# Heidelberg Theological Seminary offering free courses for credit



## Polanus1561 (Oct 18, 2016)

http://heidelbergseminary.org/admissions/free-courses/


----------



## yeutter (Oct 18, 2016)

Thanks for the information. I will pass it on to friends in Nepal


----------



## reaganmarsh (Oct 18, 2016)

Now that's pretty cool! I really like that they're trying to serve the Church by giving men who are testing their call the opportunity to see if they are able to handle seminary training. That's Kingdom-mindedness. May their tribe increase.


----------



## timfost (Oct 19, 2016)

I audited a course from there a couple of years ago (HTS is a relatively new RCUS seminary). I would highly recommend. I've met Dr. Koerner on several occasions and have thoroughly benefited from his knowledge, instruction and preaching.


----------



## Polanus1561 (Oct 19, 2016)

timfost said:


> I audited a course from there a couple of years ago (HTS is a relatively new RCUS seminary). I would highly recommend. I've met Dr. Koerner on several occasions and have thoroughly benefited from his knowledge, instruction and preaching.



is it offically attached to RCUS? I do like their clear course outline and their choice of books! Berkhof, Calvin, Bavinck with Turretin, Reymond to supplement their ST


----------



## timfost (Oct 20, 2016)

John Yap said:


> is it offically attached to RCUS?



Yes.
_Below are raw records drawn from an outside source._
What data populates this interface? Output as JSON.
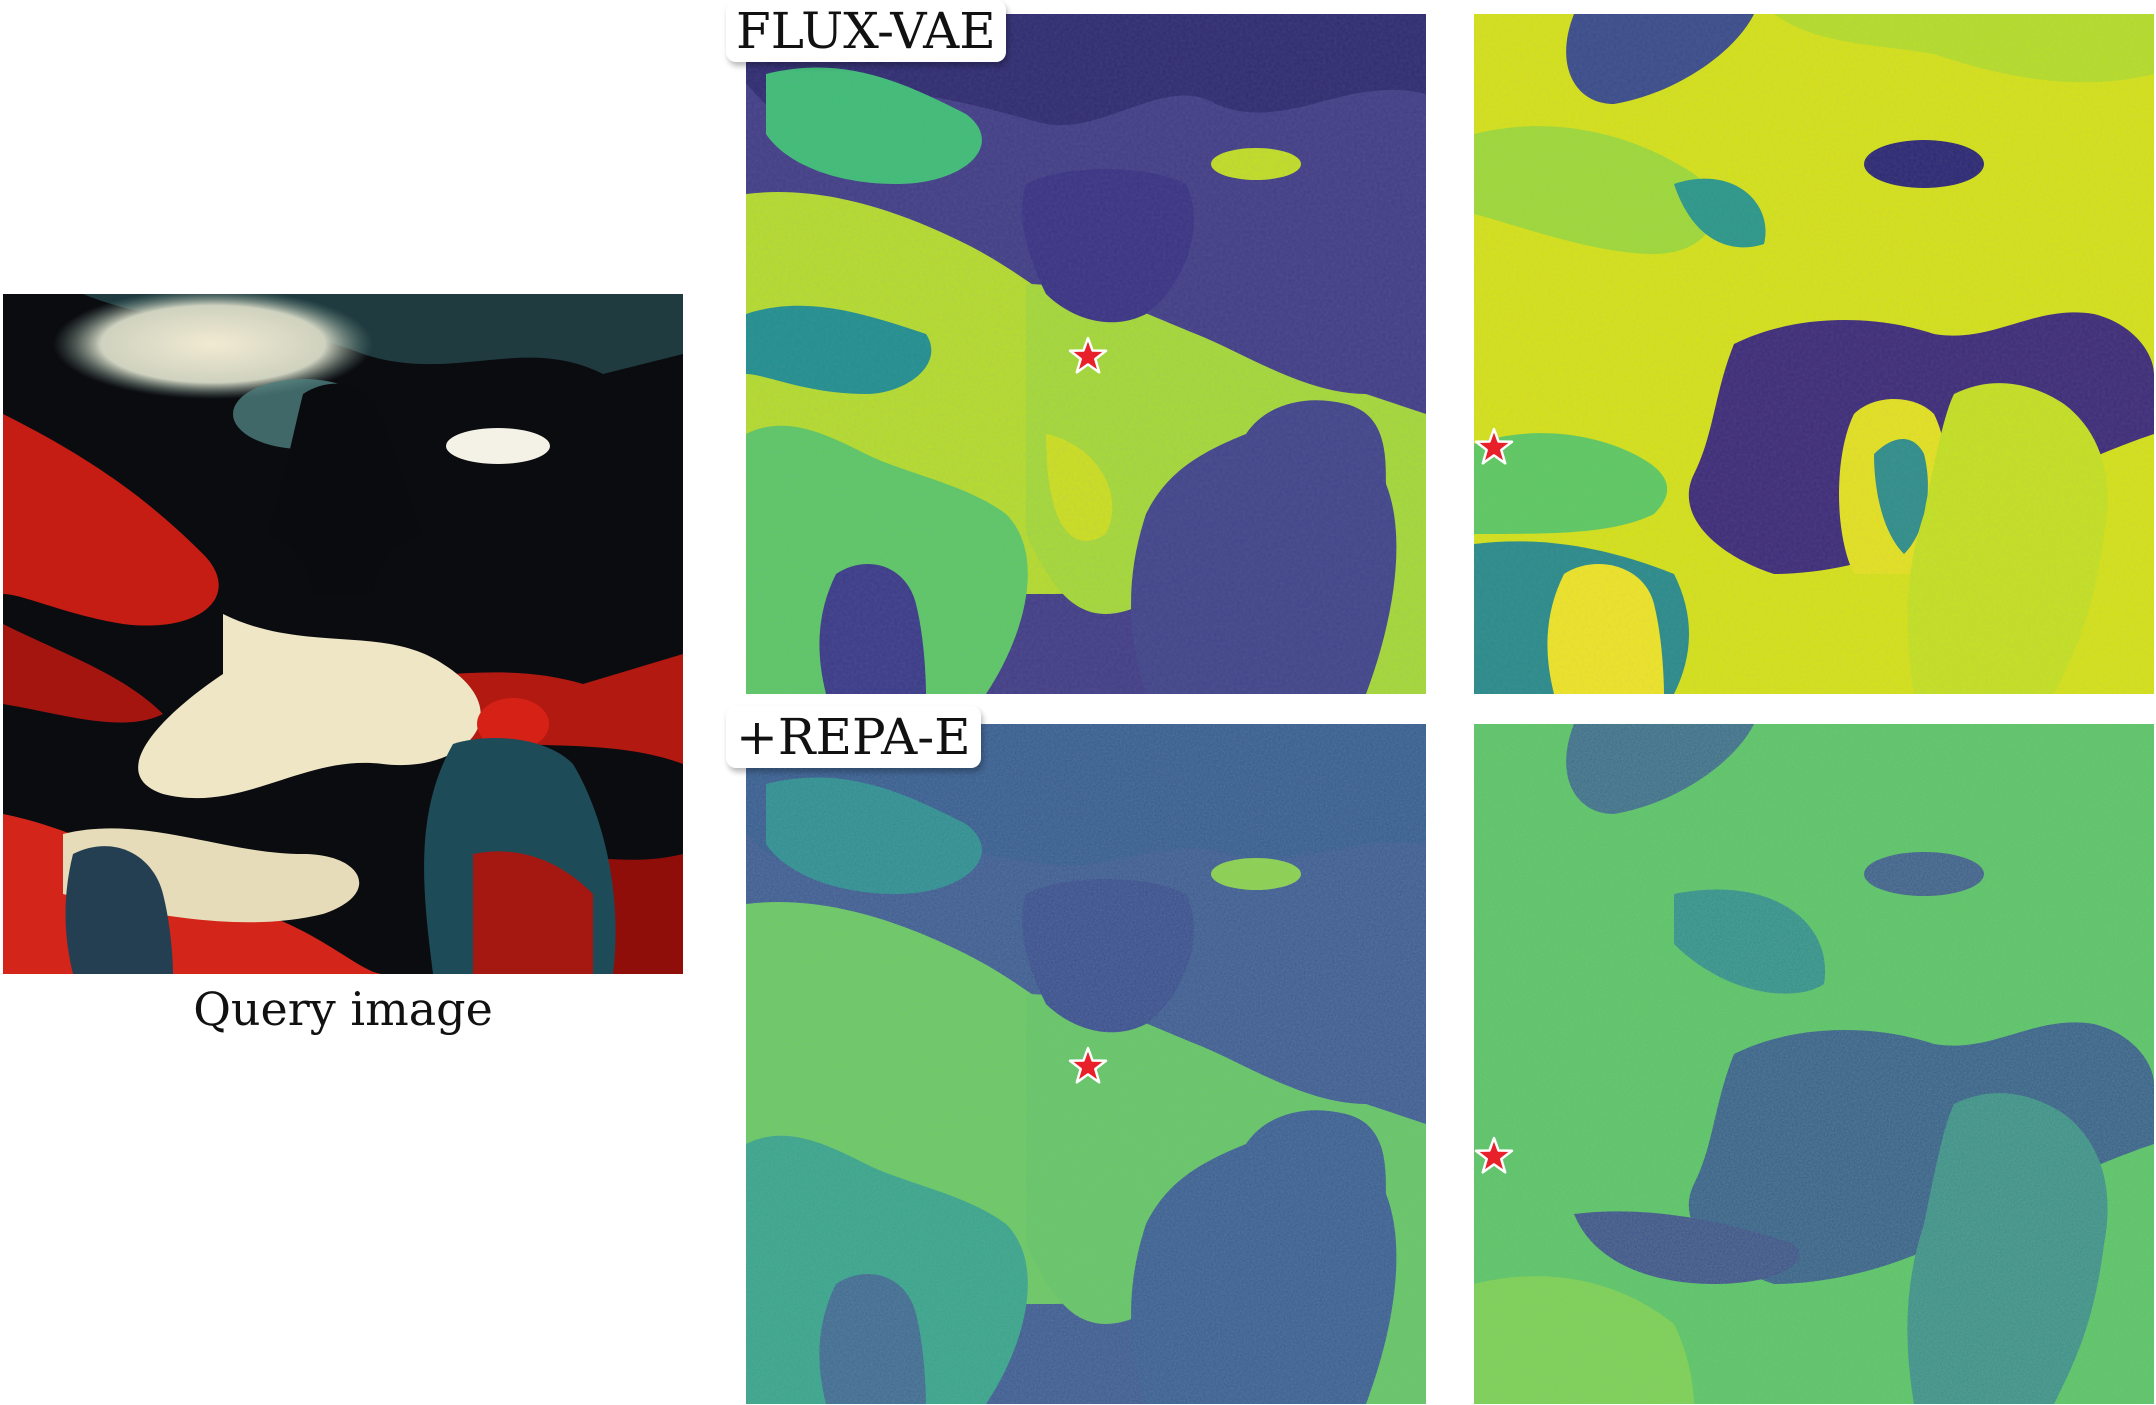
{
  "figure": {
    "query_caption": "Query image",
    "row_labels": [
      "FLUX-VAE",
      "+REPA-E"
    ],
    "colormap": "viridis",
    "colormap_stops": [
      "#440154",
      "#3b528b",
      "#21918c",
      "#5ec962",
      "#fde725"
    ],
    "star_color": "#e8202a",
    "star_icon": "star-icon"
  }
}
From their mission statement:



> Heidelberg Theological Seminary shall have as its main mission the goal of training and preparing men who are committed to being faithful and devoted pastors in the Reformed Church in the United States (and sister denominations), all to the glory of the one head of the church, the Lord and Savior Jesus Christ.



http://heidelbergseminary.org/about-us/about-hts/


----------